24. Next we have to take the account from the time when Gulab Ram Jani died, starting with the fact that there was an opening of a credit balance of Rs. 2,500 in favour of the plaintiff. At the hearing of the appeal an extract was prepared from the account books of the defendants which is supported by an affidavit, and according to this extract there have been paid to the plaintiff since the death of Gulab Ram Jani sums the total amount of which comes to Rs 1,795-.-0. No interest is included in this sum. The learned Counsel for the respondent objected to one item in this account, namely, a charge of Rs. 891-8-0 said to represent money advanced to the plaintiff for certain marriage expenses. It was argued that this sum ought not to be debited in the account but ought to be treated as gift from the family business. In our opinion this contention cannot be maintained, for we are of opinion that any sums which were paid to the plaintiff after Gulab Ram Jani's death must, in view of what we have already said, be a charge against the plaintiff's account. There was no reason whatever why these defendants should have made a present of this sum of money to the plaintiff.
25. Over and above this sum of Rs. 1,795-4-0 there is another item of Rs. 131 which represents not money actually paid to the plaintiff, but debited to his account in the years 1964 Sambat. The history of this transaction appears to be that the plaintiff's father had pawned certain ornaments with the firm for Rs. 131. It is said that in 1964 Sambat the plaintiff was given the ornaments upon his agreeing to have the debt transferred to his own account. We think this is a reasonable and proper explanation of this item and we hold that it constitutes a proper debit against the plaintiff. We find, therefore, that the total sum which is properly chargeable against the plaintiff's deposit account of Rs. 2,500 is Rs. 1,926-4-0.

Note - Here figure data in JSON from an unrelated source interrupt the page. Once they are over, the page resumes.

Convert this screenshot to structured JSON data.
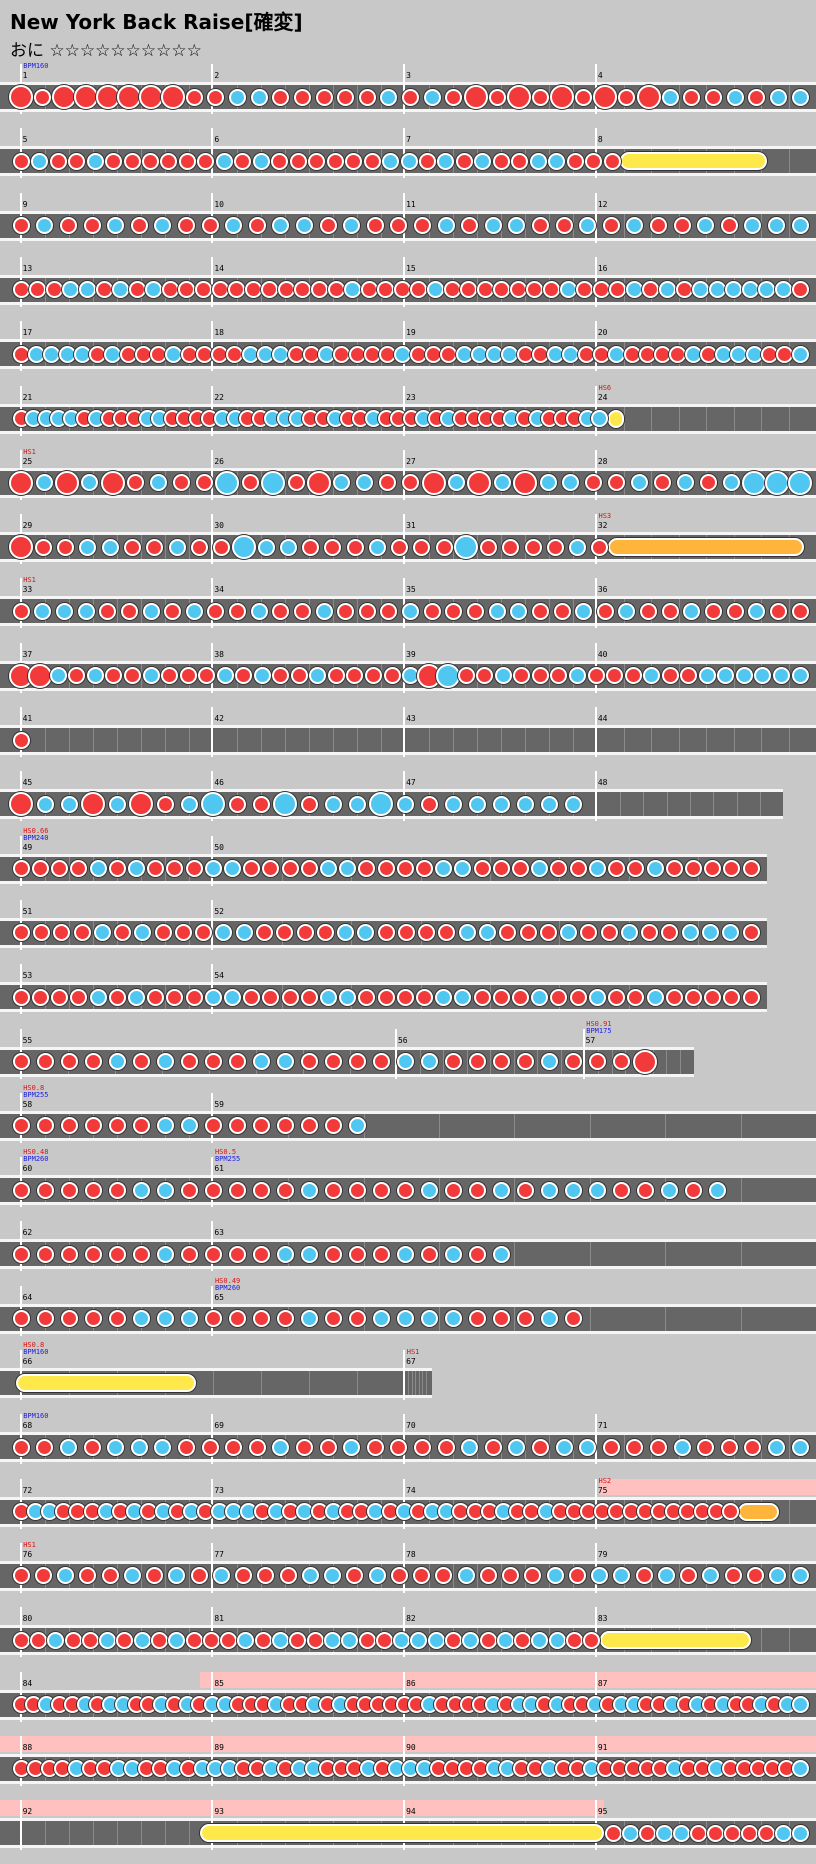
{
  "song": {
    "title": "New York Back Raise[確変]",
    "difficulty": "おに ☆☆☆☆☆☆☆☆☆☆"
  },
  "colors": {
    "don": "#f33a3a",
    "ka": "#4fc7f0",
    "roll": "#ffe94a",
    "balloon": "#ffb43c",
    "gogo": "#ffc0c0"
  },
  "rows": [
    {
      "measures": [
        "1",
        "2",
        "3",
        "4"
      ],
      "cmds": [
        {
          "m": 0,
          "bpm": "BPM160"
        }
      ],
      "notes": "DrDDDrDDrrkkDrDDrkrkDrDrDDDDrrkDrkrkk",
      "big": [
        0,
        2,
        3,
        4,
        5,
        6,
        7,
        21,
        23,
        25,
        27,
        29
      ]
    },
    {
      "measures": [
        "5",
        "6",
        "7",
        "8"
      ],
      "notes": "DkDrkDDDrDrkrkDDDDrDkkrkrkDrkkDrD",
      "rolls": [
        {
          "s": 0.76,
          "e": 0.94,
          "t": "y"
        }
      ]
    },
    {
      "measures": [
        "9",
        "10",
        "11",
        "12"
      ],
      "notes": "DkDDkrkrDkDkkrkDrDkrkkDDkrkDrkrkkk"
    },
    {
      "measures": [
        "13",
        "14",
        "15",
        "16"
      ],
      "notes": "DDrkkDkDkDDrDDrDDDDrkDDDrkDDrDDDDkDDDkrkDkkkkkkD"
    },
    {
      "measures": [
        "17",
        "18",
        "19",
        "20"
      ],
      "notes": "DkkkkDkDDDkDrDDkkkDDkDDDDkDDrkkkkDrkkDDkDrDDkDkkkDDk"
    },
    {
      "measures": [
        "21",
        "22",
        "23",
        "24"
      ],
      "cmds": [
        {
          "m": 3,
          "hs": "HS6"
        }
      ],
      "notes": "DkkkkDkDDDkkDrDDkkDDkkkDDkDDkDDrkrkDDDDkDkDDDkk",
      "rolls": [
        {
          "s": 0.745,
          "e": 0.765,
          "t": "y"
        }
      ]
    },
    {
      "measures": [
        "25",
        "26",
        "27",
        "28"
      ],
      "cmds": [
        {
          "m": 0,
          "hs": "HS1"
        }
      ],
      "notes": "DkDkDDkDDkDkDDkkDDDkDkDkkDDkDkDkkkk",
      "big": [
        0,
        2,
        4,
        9,
        11,
        13,
        18,
        20,
        22,
        32,
        33,
        34
      ]
    },
    {
      "measures": [
        "29",
        "30",
        "31",
        "32"
      ],
      "cmds": [
        {
          "m": 3,
          "hs": "HS3"
        }
      ],
      "notes": "DDrkkDDkDDkkkrDDkDDrkDDDDkD",
      "big": [
        0,
        10,
        20
      ],
      "rolls": [
        {
          "s": 0.745,
          "e": 0.985,
          "t": "o"
        }
      ]
    },
    {
      "measures": [
        "33",
        "34",
        "35",
        "36"
      ],
      "cmds": [
        {
          "m": 0,
          "hs": "HS1"
        }
      ],
      "notes": "DkkkDDkDkDDkDDkDDDkDDDkkDDkDkDDkDDkDD"
    },
    {
      "measures": [
        "37",
        "38",
        "39",
        "40"
      ],
      "notes": "DDkDkDDkDDDkDkDDkDDDDkDkDDkDDDkDDDkDDkkkkkk",
      "big": [
        0,
        1,
        22,
        23
      ]
    },
    {
      "measures": [
        "41",
        "42",
        "43",
        "44"
      ],
      "notes": "D"
    },
    {
      "measures": [
        "45",
        "46",
        "47",
        "48"
      ],
      "w": 0.96,
      "notes": "DkkDkDDkkDDkDkkkkDkkkkkk",
      "big": [
        0,
        3,
        5,
        8,
        11,
        15
      ]
    },
    {
      "measures": [
        "49",
        "50"
      ],
      "w": 0.94,
      "cmds": [
        {
          "m": 0,
          "hs": "HS0.66",
          "bpm": "BPM240"
        }
      ],
      "notes": "DDDDkDkDDDkkDDDDkkDDDDkkDDDkDDkDDkDDDDD"
    },
    {
      "measures": [
        "51",
        "52"
      ],
      "w": 0.94,
      "notes": "DDDDkDkDDDkkDDDDkkDDDDkkDDDkDDkDDkkkD"
    },
    {
      "measures": [
        "53",
        "54"
      ],
      "w": 0.94,
      "notes": "DDDDkDkDDDkkDDDDkkDDDDkkDDDkDDkDDkDDDDD"
    },
    {
      "measures": [
        "55",
        "56",
        "57"
      ],
      "w": 0.85,
      "splits": [
        0,
        0.46,
        0.69
      ],
      "cmds": [
        {
          "m": 2,
          "hs": "HS0.91",
          "bpm": "BPM175"
        }
      ],
      "notes": "DDDDkDkDDDkkDDDDkkDDDDkDDDD",
      "big": [
        26
      ]
    },
    {
      "measures": [
        "58",
        "59"
      ],
      "cmds": [
        {
          "m": 0,
          "hs": "HS0.8",
          "bpm": "BPM255"
        }
      ],
      "notes": "DDDDDDkkDDDDDDk"
    },
    {
      "measures": [
        "60",
        "61"
      ],
      "cmds": [
        {
          "m": 0,
          "hs": "HS0.48",
          "bpm": "BPM260"
        },
        {
          "m": 1,
          "hs": "HS0.5",
          "bpm": "BPM255"
        }
      ],
      "notes": "DDDDDkkDDDDDkDDDDkDDkDkkkDDkDk"
    },
    {
      "measures": [
        "62",
        "63"
      ],
      "notes": "DDDDDDkDDDDkkDDDkDkDk"
    },
    {
      "measures": [
        "64",
        "65"
      ],
      "cmds": [
        {
          "m": 1,
          "hs": "HS0.49",
          "bpm": "BPM260"
        }
      ],
      "notes": "DDDDDkkkDDDDkDDkkkkDDDkD"
    },
    {
      "measures": [
        "66",
        "67"
      ],
      "w": 0.53,
      "splits": [
        0,
        0.47
      ],
      "cmds": [
        {
          "m": 0,
          "hs": "HS0.8",
          "bpm": "BPM160"
        },
        {
          "m": 1,
          "hs": "HS1"
        }
      ],
      "notes": "",
      "rolls": [
        {
          "s": 0.02,
          "e": 0.24,
          "t": "y"
        }
      ]
    },
    {
      "measures": [
        "68",
        "69",
        "70",
        "71"
      ],
      "cmds": [
        {
          "m": 0,
          "bpm": "BPM160"
        }
      ],
      "notes": "DDkDkkkDDDDkDDkDDDrkDkDkkDDDkDDDkk"
    },
    {
      "measures": [
        "72",
        "73",
        "74",
        "75"
      ],
      "cmds": [
        {
          "m": 3,
          "hs": "HS2"
        }
      ],
      "notes": "DkkDDDkDkDkDkDkkkDkDkDkDDkDkDkkDDDkDDkDDDDDDDDDDDDD",
      "rolls": [
        {
          "s": 0.905,
          "e": 0.955,
          "t": "o"
        }
      ]
    },
    {
      "measures": [
        "76",
        "77",
        "78",
        "79"
      ],
      "cmds": [
        {
          "m": 0,
          "hs": "HS1"
        }
      ],
      "notes": "DDkDDkDkDkDDDkkDkDDDkDDDkDkkDkDkDDkk"
    },
    {
      "measures": [
        "80",
        "81",
        "82",
        "83"
      ],
      "notes": "DDkDDkDkDkDDDkDkDDkkDDkkkDkDkDkkDD",
      "rolls": [
        {
          "s": 0.735,
          "e": 0.92,
          "t": "y"
        }
      ]
    },
    {
      "measures": [
        "84",
        "85",
        "86",
        "87"
      ],
      "notes": "DDkDDkDkkDDkDkDkkDDDkDDkDkDDDDDDkDDDDkDkkDkDDkDkkDDkDkDkDDkDkk"
    },
    {
      "measures": [
        "88",
        "89",
        "90",
        "91"
      ],
      "notes": "DDDDkDDkkDDkDkkkDDkDkkDDDkDkkkDDDDkkDDkDDkDDDDDkDDkDDDDDk",
      "big": [
        58
      ]
    },
    {
      "measures": [
        "92",
        "93",
        "94",
        "95"
      ],
      "notes": "DkDkkDDDDDkk",
      "rolls": [
        {
          "s": 0.245,
          "e": 0.74,
          "t": "y"
        }
      ]
    }
  ]
}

26. As to the item of interest, namely, Rs. 826 to which we have previously referred, we leave that out of consideration altogether. The item includes certain entries which accrued due before the death of Gulab Ram Jani and for the reasons we have already given, no debit of a date prior to 1958 Sambat can be charged against the plaintiff. On the other hand, it is quite clear that since Gulab Ram Jani's death the account of the plaintiff, which began with a credit balance of Rs. 2,500 carrying interest at Rs. 4 per cent. per annum', has always been a credit account and consequently the defendants are not entitled to charge interest as if the account had been overdrawn. The lower Court has, as we have said, debited the plaintiff with Rs. 2,621-150. Our finding is that the proper debit is Rs. 1,926-4-0 and so the cross-objection must be allowed to the extent of Rs. 695-11.
27. We have already mentioned in an earlier part of the judgment that the decree of the Court below on the face of it is incorrect, inasmuch as the Subordinate Judge has not allowed interest in the decree although he finds in his judgment that interest was claimable in respect of items Nos. 1, 2 and 4. The correct amount owing to the plaintiff is Rs. 7,641-4-9 and we vary the decree of the Court below accordingly.
28. A decree will be prepared for this sum With proportionate costs and interest during the suit and future interest at the rate of Rs. 4 per cent. per annum. The result, therefore, is that the appeal fails and is dismissed with costs, which will include in this Court fees on the higher scale. The cross-objection is allowed with proportionate costs.